9 Dovydas paklausė Ahimelecho: "Ar neturi čia ieties ar kardo? Kadangi karaliaus reikalas buvo labai skubus, nepasiėmiau nei kardo, nei kito ginklo".

10 Kunigas tarė: "Kardas filistino Galijoto, kurį nukovei Elos slėnyje, yra čia, įvyniotas į audinį už efodo. Jei nori, pasiimk jį, nes kito čia nėra". Dovydas tarė: "Nėra jam lygaus, duok jį man".

11 Dovydas, bėgdamas nuo Sauliaus, atvyko pas Gato karalių Achišą.

12 Achišo tarnai klausė: "Argi tai ne Dovydas, krašto karalius? Argi ne apie jį moterys šokdamos dainavo: ‘Saulius nukovė tūkstančius, o Dovydas­dešimtis tūkstančių’ ".

13 Dovydas įsidėjo šituos žodžius į širdį ir labai išsigando Gato karaliaus Achišo.

14 Jis pakeitė savo elgesį jų akyse ir apsimetė pamišėliu.

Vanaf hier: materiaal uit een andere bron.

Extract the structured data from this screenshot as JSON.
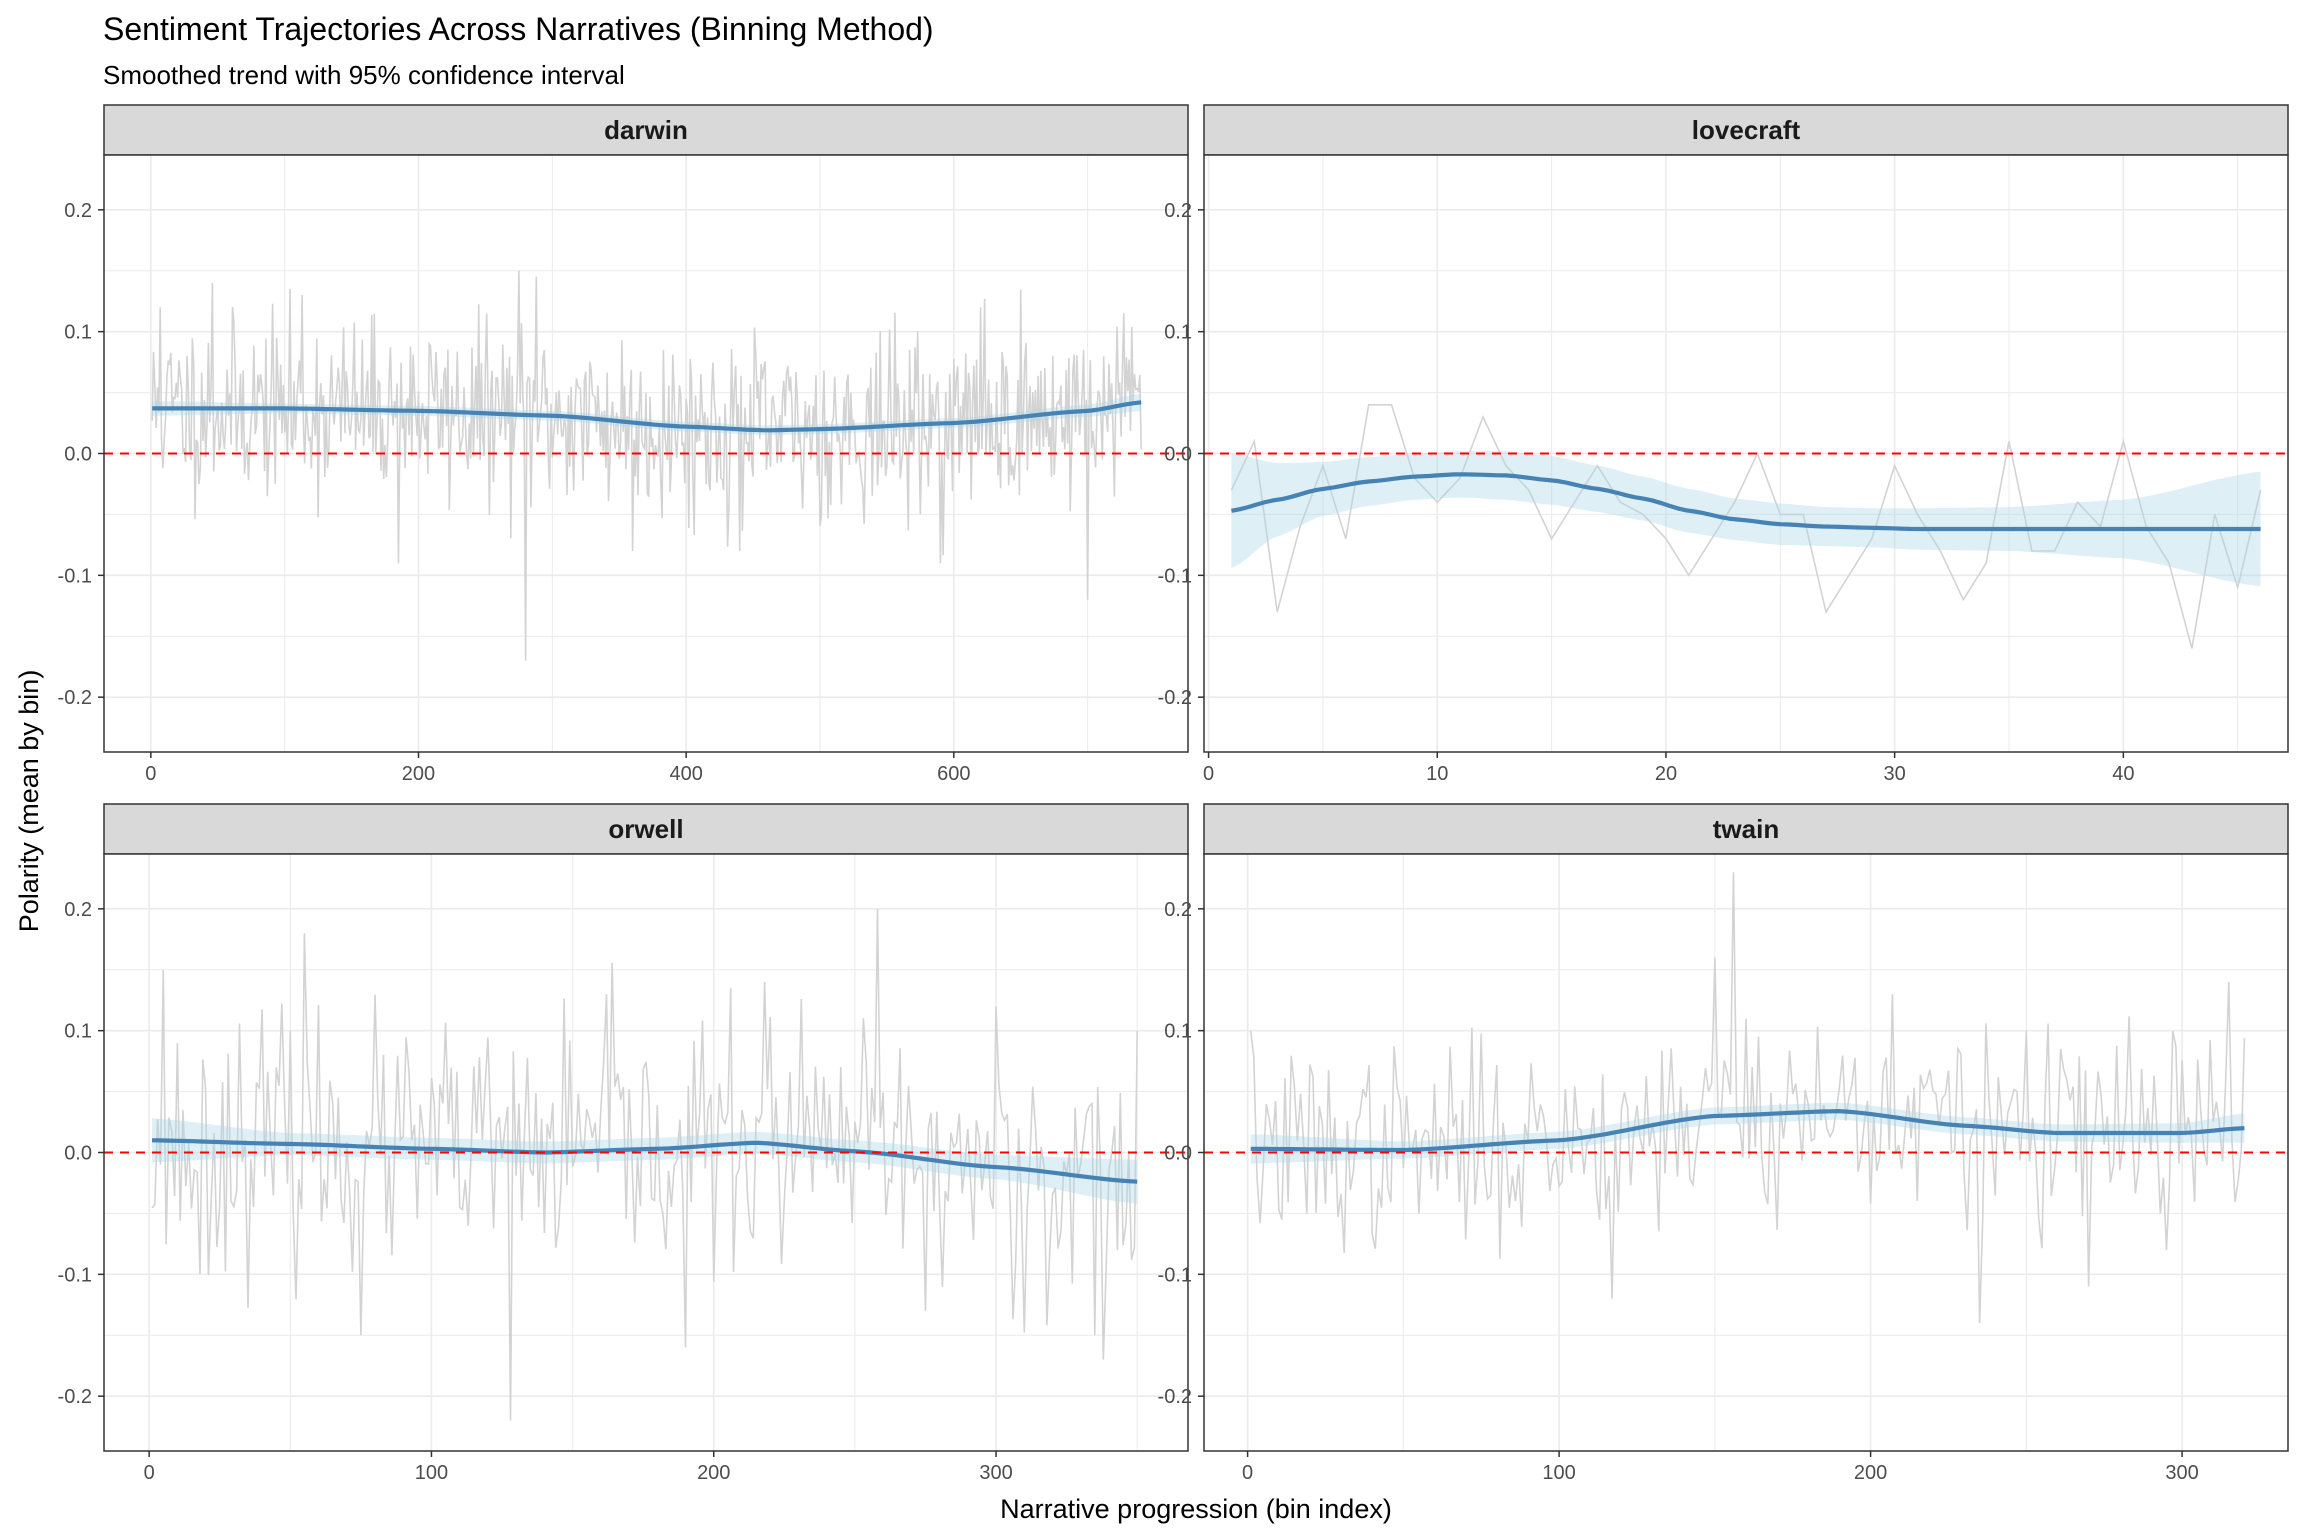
{
  "title": "Sentiment Trajectories Across Narratives (Binning Method)",
  "subtitle": "Smoothed trend with 95% confidence interval",
  "xlabel": "Narrative progression (bin index)",
  "ylabel": "Polarity (mean by bin)",
  "colors": {
    "raw_line": "#d3d3d3",
    "smooth_line": "#4682b4",
    "ci_band": "#add8e6",
    "zero_line": "#ff0000",
    "strip_fill": "#d9d9d9",
    "grid": "#ebebeb"
  },
  "chart_data": [
    {
      "type": "line",
      "facet": "darwin",
      "xlim": [
        -35,
        775
      ],
      "ylim": [
        -0.245,
        0.245
      ],
      "x_ticks": [
        0,
        200,
        400,
        600
      ],
      "y_ticks": [
        -0.2,
        -0.1,
        0.0,
        0.1,
        0.2
      ],
      "reference_line_y": 0,
      "raw": {
        "x_start": 1,
        "x_step": 1,
        "n": 740,
        "seed": 11,
        "sd": 0.036,
        "extremes": [
          [
            7,
            0.12
          ],
          [
            46,
            0.14
          ],
          [
            113,
            0.13
          ],
          [
            185,
            -0.09
          ],
          [
            275,
            0.15
          ],
          [
            280,
            -0.17
          ],
          [
            288,
            0.145
          ],
          [
            360,
            -0.08
          ],
          [
            440,
            -0.08
          ],
          [
            590,
            -0.09
          ],
          [
            620,
            0.12
          ],
          [
            700,
            0.12
          ],
          [
            700,
            -0.12
          ],
          [
            727,
            0.115
          ]
        ]
      },
      "smooth": {
        "x": [
          1,
          100,
          200,
          300,
          400,
          460,
          500,
          600,
          700,
          740
        ],
        "y": [
          0.037,
          0.037,
          0.035,
          0.031,
          0.022,
          0.019,
          0.02,
          0.025,
          0.035,
          0.042
        ],
        "ci_halfwidth": [
          0.006,
          0.004,
          0.004,
          0.004,
          0.004,
          0.004,
          0.004,
          0.004,
          0.005,
          0.007
        ]
      }
    },
    {
      "type": "line",
      "facet": "lovecraft",
      "xlim": [
        -0.2,
        47.2
      ],
      "ylim": [
        -0.245,
        0.245
      ],
      "x_ticks": [
        0,
        10,
        20,
        30,
        40
      ],
      "y_ticks": [
        -0.2,
        -0.1,
        0.0,
        0.1,
        0.2
      ],
      "reference_line_y": 0,
      "raw": {
        "x": [
          1,
          2,
          3,
          4,
          5,
          6,
          7,
          8,
          9,
          10,
          11,
          12,
          13,
          14,
          15,
          16,
          17,
          18,
          19,
          20,
          21,
          22,
          23,
          24,
          25,
          26,
          27,
          28,
          29,
          30,
          31,
          32,
          33,
          34,
          35,
          36,
          37,
          38,
          39,
          40,
          41,
          42,
          43,
          44,
          45,
          46
        ],
        "y": [
          -0.03,
          0.01,
          -0.13,
          -0.06,
          -0.01,
          -0.07,
          0.04,
          0.04,
          -0.02,
          -0.04,
          -0.02,
          0.03,
          -0.01,
          -0.03,
          -0.07,
          -0.04,
          -0.01,
          -0.04,
          -0.05,
          -0.07,
          -0.1,
          -0.07,
          -0.04,
          0.0,
          -0.05,
          -0.05,
          -0.13,
          -0.1,
          -0.07,
          -0.01,
          -0.05,
          -0.08,
          -0.12,
          -0.09,
          0.01,
          -0.08,
          -0.08,
          -0.04,
          -0.06,
          0.01,
          -0.06,
          -0.09,
          -0.16,
          -0.05,
          -0.11,
          -0.03
        ]
      },
      "smooth": {
        "x": [
          1,
          3,
          5,
          7,
          9,
          11,
          13,
          15,
          17,
          19,
          21,
          23,
          25,
          27,
          29,
          31,
          35,
          40,
          46
        ],
        "y": [
          -0.047,
          -0.038,
          -0.029,
          -0.023,
          -0.019,
          -0.017,
          -0.018,
          -0.022,
          -0.029,
          -0.037,
          -0.047,
          -0.054,
          -0.058,
          -0.06,
          -0.061,
          -0.062,
          -0.062,
          -0.062,
          -0.062
        ],
        "ci_halfwidth": [
          0.047,
          0.03,
          0.022,
          0.02,
          0.019,
          0.019,
          0.02,
          0.02,
          0.019,
          0.018,
          0.018,
          0.017,
          0.017,
          0.016,
          0.016,
          0.017,
          0.018,
          0.024,
          0.047
        ]
      }
    },
    {
      "type": "line",
      "facet": "orwell",
      "xlim": [
        -16,
        368
      ],
      "ylim": [
        -0.245,
        0.245
      ],
      "x_ticks": [
        0,
        100,
        200,
        300
      ],
      "y_ticks": [
        -0.2,
        -0.1,
        0.0,
        0.1,
        0.2
      ],
      "reference_line_y": 0,
      "raw": {
        "x_start": 1,
        "x_step": 1,
        "n": 350,
        "seed": 23,
        "sd": 0.05,
        "extremes": [
          [
            5,
            0.15
          ],
          [
            18,
            -0.1
          ],
          [
            55,
            0.18
          ],
          [
            75,
            -0.15
          ],
          [
            128,
            -0.22
          ],
          [
            162,
            0.13
          ],
          [
            190,
            -0.16
          ],
          [
            218,
            0.14
          ],
          [
            258,
            0.2
          ],
          [
            275,
            -0.13
          ],
          [
            300,
            0.12
          ],
          [
            335,
            -0.15
          ],
          [
            338,
            -0.17
          ],
          [
            350,
            0.1
          ]
        ]
      },
      "smooth": {
        "x": [
          1,
          50,
          100,
          140,
          180,
          215,
          250,
          300,
          350
        ],
        "y": [
          0.01,
          0.007,
          0.003,
          0.0,
          0.003,
          0.008,
          0.001,
          -0.012,
          -0.024
        ],
        "ci_halfwidth": [
          0.018,
          0.009,
          0.009,
          0.009,
          0.009,
          0.009,
          0.009,
          0.01,
          0.018
        ]
      }
    },
    {
      "type": "line",
      "facet": "twain",
      "xlim": [
        -14,
        334
      ],
      "ylim": [
        -0.245,
        0.245
      ],
      "x_ticks": [
        0,
        100,
        200,
        300
      ],
      "y_ticks": [
        -0.2,
        -0.1,
        0.0,
        0.1,
        0.2
      ],
      "reference_line_y": 0,
      "raw": {
        "x_start": 1,
        "x_step": 1,
        "n": 320,
        "seed": 37,
        "sd": 0.04,
        "extremes": [
          [
            1,
            0.1
          ],
          [
            117,
            -0.12
          ],
          [
            150,
            0.16
          ],
          [
            156,
            0.23
          ],
          [
            160,
            0.11
          ],
          [
            207,
            0.13
          ],
          [
            235,
            -0.14
          ],
          [
            250,
            0.1
          ],
          [
            270,
            -0.11
          ],
          [
            295,
            -0.08
          ],
          [
            315,
            0.14
          ]
        ]
      },
      "smooth": {
        "x": [
          1,
          50,
          100,
          150,
          190,
          230,
          260,
          300,
          320
        ],
        "y": [
          0.003,
          0.002,
          0.01,
          0.03,
          0.034,
          0.022,
          0.016,
          0.016,
          0.02
        ],
        "ci_halfwidth": [
          0.012,
          0.007,
          0.007,
          0.007,
          0.007,
          0.007,
          0.007,
          0.008,
          0.012
        ]
      }
    }
  ]
}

Jis draskė vartus ir varvino seiles ant savo barzdos.

15 Achišas kalbėjo savo tarnams: "Jūs matote, kad jis beprotis. Kodėl jį atvedėte pas mane?

16 Ar man neužtenka pamišėlių, kad dar šitą man atvedėte, jog šėltų mano akyse? Nejaugi jį vesite ir į mano namus?"